Si dice a chi ha fatto una carriera formidabile partendo da origini modeste. E vuole essere un invito alla modestia. Però l’intimazione può avere una sfumatura di ostilità preconcetta. Anche quando c’è del talento, ci dev’essere stato per forza un momento in cui si è dovuto accettare il compromesso di qualche marchetta per tirare avanti.

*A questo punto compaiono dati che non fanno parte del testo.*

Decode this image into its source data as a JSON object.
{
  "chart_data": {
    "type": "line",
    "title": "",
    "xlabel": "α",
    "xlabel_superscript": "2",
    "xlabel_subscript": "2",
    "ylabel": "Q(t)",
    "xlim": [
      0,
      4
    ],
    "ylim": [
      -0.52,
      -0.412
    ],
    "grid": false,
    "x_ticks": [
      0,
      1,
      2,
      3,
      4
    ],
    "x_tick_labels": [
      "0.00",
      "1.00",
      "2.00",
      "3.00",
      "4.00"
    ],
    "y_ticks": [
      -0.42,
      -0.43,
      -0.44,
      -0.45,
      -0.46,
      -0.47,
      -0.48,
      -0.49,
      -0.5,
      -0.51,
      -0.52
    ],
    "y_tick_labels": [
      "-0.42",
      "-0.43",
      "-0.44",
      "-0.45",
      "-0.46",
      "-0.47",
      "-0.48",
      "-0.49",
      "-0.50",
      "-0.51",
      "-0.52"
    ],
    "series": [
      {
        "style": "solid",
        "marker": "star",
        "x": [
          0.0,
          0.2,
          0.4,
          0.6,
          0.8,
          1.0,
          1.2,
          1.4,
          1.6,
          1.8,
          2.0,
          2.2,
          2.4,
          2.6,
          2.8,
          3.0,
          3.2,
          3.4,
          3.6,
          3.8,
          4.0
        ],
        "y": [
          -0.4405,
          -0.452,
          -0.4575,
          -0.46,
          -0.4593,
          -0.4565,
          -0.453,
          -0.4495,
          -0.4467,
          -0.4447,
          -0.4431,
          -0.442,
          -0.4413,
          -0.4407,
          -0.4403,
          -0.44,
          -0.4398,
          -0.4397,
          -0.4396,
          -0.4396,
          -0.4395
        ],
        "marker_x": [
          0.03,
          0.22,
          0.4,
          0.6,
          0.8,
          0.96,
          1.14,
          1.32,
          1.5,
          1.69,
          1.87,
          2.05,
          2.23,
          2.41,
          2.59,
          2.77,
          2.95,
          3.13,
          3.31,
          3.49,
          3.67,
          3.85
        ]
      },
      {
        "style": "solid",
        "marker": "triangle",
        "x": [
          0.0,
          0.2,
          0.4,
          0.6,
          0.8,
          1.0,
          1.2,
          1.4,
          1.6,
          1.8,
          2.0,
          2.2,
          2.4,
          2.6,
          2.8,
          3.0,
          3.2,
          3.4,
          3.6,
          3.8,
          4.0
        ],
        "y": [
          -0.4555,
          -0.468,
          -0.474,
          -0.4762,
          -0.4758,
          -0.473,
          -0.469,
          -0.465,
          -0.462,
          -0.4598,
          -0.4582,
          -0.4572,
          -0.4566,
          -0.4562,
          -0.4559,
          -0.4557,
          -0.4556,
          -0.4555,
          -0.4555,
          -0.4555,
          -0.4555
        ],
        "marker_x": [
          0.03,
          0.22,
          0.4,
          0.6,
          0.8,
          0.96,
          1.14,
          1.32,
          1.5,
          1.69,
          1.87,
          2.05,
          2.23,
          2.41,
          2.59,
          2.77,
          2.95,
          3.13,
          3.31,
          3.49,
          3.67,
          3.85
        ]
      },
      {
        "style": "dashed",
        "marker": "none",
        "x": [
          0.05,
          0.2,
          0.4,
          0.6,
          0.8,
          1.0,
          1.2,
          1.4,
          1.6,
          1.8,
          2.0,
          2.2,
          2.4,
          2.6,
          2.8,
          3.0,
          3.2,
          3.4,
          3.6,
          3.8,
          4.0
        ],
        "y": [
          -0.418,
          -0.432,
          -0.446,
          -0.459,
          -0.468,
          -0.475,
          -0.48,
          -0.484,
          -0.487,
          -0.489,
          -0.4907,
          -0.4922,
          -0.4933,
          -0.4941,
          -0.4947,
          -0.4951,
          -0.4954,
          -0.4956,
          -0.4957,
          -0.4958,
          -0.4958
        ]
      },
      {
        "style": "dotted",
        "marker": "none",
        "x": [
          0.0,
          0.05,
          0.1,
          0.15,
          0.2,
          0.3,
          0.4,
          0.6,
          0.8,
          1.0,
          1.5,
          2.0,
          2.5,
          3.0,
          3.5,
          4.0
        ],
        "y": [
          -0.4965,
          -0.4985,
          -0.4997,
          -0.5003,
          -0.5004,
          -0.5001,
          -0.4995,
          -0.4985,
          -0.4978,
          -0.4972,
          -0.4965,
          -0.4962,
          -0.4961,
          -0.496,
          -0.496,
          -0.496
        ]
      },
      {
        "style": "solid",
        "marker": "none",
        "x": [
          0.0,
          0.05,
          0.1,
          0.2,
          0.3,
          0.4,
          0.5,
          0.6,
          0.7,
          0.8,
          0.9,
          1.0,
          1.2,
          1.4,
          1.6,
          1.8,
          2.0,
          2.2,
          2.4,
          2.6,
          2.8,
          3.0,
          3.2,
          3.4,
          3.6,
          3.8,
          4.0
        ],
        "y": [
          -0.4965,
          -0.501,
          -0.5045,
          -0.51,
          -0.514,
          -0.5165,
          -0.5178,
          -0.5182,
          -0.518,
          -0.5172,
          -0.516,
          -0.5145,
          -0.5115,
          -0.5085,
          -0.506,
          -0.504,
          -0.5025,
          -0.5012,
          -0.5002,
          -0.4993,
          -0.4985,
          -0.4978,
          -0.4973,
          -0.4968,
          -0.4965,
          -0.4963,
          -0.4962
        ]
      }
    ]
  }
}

Ecco una colpa che non verrà mai perdonata da chi è rimasto indietro, e si aggrappa a un passato remoto – scuola, università, servizio militare, primi impieghi – in cui tutti sembravano cavarsela con mezzi di fortuna. Inaccettabile risulta per i mediocri l’eccellenza di chi hanno conosciuto in tempi diversi. Si dice che nessuno è un grand’uomo per il suo servo. E anche, almeno fin quando si resta vivi, per un figlio, un vecchio amico o un ex coniuge.